Assuming the 90 days trading horizon PCL Technologies is expected to generate 2.31 times more return on investment than Sanyang. However, PCL Technologies is 2.31 times more volatile than Sanyang Motor Co. It trades about 0.25 of its potential returns per unit of risk. Sanyang Motor Co is currently generating about 0.13 per unit of risk. If you would invest  10,450  in PCL Technologies on August 27, 2024 and sell it today you would earn a total of  1,600  from holding PCL Technologies or generate 15.31% return on investment over 90 days.
Time Period3 Months [change]
DirectionMoves Against 
StrengthWeak
Accuracy100.0%
ValuesDaily Returns

PCL Technologies  vs.  Sanyang Motor Co

 Performance 
       Timeline  
PCL Technologies 

Risk-Adjusted Performance

16 of 100

 
Weak
 
Strong
Solid
Compared to the overall equity markets, risk-adjusted returns on investments in PCL Technologies are ranked lower than 16 (%) of all global equities and portfolios over the last 90 days. In spite of fairly abnormal basic indicators, PCL Technologies showed solid returns over the last few months and may actually be approaching a breakup point.
Sanyang Motor 

Risk-Adjusted Performance

0 of 100

 
Weak
 
Strong
Very Weak
Over the last 90 days Sanyang Motor Co has generated negative risk-adjusted returns adding no value to investors with long positions. In spite of fairly stable basic indicators, Sanyang is not utilizing all of its potentials. The latest stock price fuss, may contribute to near-short-term losses for the sophisticated investors.
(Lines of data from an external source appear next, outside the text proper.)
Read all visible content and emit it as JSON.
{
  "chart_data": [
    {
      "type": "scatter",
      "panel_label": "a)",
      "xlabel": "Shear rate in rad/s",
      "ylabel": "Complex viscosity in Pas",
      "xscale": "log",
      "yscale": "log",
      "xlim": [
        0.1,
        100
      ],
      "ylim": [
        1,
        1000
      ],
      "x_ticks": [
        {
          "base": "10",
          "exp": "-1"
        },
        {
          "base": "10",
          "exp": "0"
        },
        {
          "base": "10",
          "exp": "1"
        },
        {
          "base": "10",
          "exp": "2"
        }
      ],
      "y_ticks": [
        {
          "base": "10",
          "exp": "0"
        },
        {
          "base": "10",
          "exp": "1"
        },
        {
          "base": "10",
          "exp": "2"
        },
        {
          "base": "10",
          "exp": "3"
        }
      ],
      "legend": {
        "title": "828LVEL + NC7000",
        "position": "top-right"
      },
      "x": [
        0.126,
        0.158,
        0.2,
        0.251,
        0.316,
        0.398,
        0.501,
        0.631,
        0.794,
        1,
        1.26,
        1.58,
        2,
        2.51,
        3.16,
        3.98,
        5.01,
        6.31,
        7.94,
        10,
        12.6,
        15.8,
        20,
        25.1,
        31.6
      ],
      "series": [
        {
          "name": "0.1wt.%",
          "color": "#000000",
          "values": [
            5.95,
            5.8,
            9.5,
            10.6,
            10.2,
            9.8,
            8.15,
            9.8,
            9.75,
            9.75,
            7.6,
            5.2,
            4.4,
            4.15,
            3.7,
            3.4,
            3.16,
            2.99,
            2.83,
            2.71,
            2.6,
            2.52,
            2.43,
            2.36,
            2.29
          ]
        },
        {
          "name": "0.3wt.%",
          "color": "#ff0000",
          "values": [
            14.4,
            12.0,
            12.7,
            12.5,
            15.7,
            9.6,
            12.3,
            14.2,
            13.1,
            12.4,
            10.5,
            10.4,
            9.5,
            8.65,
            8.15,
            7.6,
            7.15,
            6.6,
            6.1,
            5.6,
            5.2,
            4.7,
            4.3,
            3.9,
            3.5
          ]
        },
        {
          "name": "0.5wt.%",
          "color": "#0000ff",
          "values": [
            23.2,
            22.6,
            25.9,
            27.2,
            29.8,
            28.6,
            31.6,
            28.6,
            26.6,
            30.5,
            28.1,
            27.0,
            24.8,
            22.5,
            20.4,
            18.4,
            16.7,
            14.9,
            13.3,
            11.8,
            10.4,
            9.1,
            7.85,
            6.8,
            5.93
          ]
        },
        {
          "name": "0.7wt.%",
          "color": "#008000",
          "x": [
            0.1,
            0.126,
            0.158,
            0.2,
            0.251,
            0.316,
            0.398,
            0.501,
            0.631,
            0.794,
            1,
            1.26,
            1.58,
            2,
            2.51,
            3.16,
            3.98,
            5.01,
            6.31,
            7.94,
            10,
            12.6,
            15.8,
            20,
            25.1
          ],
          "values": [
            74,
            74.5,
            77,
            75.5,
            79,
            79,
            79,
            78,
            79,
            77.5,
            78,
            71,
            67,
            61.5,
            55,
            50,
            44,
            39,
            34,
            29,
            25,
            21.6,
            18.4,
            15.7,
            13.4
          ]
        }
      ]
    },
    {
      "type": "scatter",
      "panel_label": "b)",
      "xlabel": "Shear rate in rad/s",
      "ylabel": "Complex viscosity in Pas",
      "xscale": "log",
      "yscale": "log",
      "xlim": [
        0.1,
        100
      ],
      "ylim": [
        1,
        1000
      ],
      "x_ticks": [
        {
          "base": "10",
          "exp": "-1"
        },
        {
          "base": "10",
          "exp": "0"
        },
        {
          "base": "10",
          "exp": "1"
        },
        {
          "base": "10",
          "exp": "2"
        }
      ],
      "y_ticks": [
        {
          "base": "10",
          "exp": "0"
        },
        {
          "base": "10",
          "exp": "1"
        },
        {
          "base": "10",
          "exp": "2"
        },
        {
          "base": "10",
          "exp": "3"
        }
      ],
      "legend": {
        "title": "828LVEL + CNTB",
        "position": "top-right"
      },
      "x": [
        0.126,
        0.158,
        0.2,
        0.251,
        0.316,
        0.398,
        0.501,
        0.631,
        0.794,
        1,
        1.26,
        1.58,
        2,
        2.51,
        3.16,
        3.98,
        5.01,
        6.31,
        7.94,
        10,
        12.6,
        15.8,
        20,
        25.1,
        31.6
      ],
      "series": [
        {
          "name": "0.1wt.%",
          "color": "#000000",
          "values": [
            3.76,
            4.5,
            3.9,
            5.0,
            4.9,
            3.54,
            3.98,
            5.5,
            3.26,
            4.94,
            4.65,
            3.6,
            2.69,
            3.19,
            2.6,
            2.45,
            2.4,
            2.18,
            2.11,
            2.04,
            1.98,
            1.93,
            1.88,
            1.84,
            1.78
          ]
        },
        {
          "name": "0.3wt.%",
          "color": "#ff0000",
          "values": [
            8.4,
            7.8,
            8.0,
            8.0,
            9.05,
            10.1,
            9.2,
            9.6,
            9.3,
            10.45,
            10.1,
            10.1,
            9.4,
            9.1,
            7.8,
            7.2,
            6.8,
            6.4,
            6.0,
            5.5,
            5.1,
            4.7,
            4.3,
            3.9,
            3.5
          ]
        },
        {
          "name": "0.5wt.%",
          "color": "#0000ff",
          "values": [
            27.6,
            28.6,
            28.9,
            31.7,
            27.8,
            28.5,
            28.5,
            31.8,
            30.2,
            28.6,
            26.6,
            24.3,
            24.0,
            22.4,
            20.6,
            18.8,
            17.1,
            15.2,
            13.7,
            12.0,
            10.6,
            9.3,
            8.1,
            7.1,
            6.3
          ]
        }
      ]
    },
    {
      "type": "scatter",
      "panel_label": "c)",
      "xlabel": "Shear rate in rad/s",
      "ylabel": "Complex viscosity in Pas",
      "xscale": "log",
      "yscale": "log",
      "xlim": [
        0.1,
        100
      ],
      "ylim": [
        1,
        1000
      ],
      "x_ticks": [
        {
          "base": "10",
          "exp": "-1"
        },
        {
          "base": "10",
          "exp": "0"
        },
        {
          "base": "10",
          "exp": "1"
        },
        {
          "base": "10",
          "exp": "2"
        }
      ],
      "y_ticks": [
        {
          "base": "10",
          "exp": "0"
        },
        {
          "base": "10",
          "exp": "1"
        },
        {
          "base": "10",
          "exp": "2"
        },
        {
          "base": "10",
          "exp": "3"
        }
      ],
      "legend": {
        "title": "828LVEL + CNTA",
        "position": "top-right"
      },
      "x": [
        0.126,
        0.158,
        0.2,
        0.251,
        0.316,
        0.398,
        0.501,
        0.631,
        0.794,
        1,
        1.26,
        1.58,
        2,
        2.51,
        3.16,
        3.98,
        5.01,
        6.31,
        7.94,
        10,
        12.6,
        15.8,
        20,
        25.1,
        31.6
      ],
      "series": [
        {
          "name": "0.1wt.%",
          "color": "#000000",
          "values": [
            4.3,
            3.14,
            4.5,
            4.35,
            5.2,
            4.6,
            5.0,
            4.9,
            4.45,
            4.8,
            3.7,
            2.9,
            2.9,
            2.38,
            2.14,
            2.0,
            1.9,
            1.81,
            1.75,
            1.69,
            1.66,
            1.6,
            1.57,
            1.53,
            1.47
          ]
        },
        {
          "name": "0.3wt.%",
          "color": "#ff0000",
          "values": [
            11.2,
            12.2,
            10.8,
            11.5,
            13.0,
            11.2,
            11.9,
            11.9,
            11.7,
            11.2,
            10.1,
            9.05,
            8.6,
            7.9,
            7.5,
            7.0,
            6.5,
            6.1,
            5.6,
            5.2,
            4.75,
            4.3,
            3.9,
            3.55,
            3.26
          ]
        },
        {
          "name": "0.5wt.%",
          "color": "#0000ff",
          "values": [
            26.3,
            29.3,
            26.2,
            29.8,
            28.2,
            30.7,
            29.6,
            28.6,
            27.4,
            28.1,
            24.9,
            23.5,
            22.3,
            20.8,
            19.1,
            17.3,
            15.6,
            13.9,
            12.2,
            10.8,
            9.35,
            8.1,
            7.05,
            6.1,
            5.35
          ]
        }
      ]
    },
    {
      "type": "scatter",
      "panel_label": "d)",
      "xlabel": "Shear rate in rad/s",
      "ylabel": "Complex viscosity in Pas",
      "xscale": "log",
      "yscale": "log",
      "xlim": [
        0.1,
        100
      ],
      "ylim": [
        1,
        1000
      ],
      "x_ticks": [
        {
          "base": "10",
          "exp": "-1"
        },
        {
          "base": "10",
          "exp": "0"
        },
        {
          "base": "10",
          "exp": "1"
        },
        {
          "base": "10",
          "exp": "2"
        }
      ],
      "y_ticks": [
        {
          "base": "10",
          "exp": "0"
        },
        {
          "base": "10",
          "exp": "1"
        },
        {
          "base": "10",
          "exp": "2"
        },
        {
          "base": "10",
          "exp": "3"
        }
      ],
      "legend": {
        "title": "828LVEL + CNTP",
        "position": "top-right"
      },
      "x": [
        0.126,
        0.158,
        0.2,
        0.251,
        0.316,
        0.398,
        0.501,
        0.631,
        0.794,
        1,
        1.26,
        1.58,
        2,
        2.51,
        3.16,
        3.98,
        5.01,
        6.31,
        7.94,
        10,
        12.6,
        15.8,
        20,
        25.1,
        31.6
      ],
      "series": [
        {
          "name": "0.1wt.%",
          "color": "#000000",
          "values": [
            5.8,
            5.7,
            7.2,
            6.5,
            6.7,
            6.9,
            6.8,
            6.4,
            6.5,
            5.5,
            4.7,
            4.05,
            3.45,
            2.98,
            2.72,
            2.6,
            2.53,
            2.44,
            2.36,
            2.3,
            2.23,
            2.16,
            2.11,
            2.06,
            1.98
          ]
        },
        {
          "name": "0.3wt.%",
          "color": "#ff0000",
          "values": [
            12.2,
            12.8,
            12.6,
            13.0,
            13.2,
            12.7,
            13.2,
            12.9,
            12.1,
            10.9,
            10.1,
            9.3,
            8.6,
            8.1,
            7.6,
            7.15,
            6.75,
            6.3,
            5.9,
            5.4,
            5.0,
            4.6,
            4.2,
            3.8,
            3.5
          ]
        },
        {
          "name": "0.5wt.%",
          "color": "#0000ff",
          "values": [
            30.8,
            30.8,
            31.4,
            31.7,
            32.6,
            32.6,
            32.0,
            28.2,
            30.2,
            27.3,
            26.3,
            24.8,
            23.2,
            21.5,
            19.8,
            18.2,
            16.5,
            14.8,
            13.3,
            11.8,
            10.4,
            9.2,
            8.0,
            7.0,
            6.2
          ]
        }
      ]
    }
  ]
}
PCL Technologies and Sanyang Volatility Contrast

   Predicted Return Density   
       Returns  

Pair Trading with PCL Technologies and Sanyang

The main advantage of trading using opposite PCL Technologies and Sanyang positions is that it hedges away some unsystematic risk. Because of two separate transactions, even if PCL Technologies position performs unexpectedly, Sanyang can make up some of the losses. Pair trading also minimizes risk from directional movements in the market. For example, if an entire industry or sector drops because of unexpected headlines, the short position in Sanyang will offset losses from the drop in Sanyang's long position.
The idea behind PCL Technologies and Sanyang Motor Co pairs trading is to make the combined position market-neutral, meaning the overall market's direction will not affect its win or loss (or potential downside or upside). This can be achieved by designing a pairs trade with two highly correlated stocks or equities that operate in a similar space or sector, making it possible to obtain profits through simple and relatively low-risk investment.
Check out your portfolio center.
Note that this page's information should be used as a complementary analysis to find the right mix of equity instruments to add to your existing portfolios or create a brand new portfolio. You can also try the Commodity Channel module to use Commodity Channel Index to analyze current equity momentum.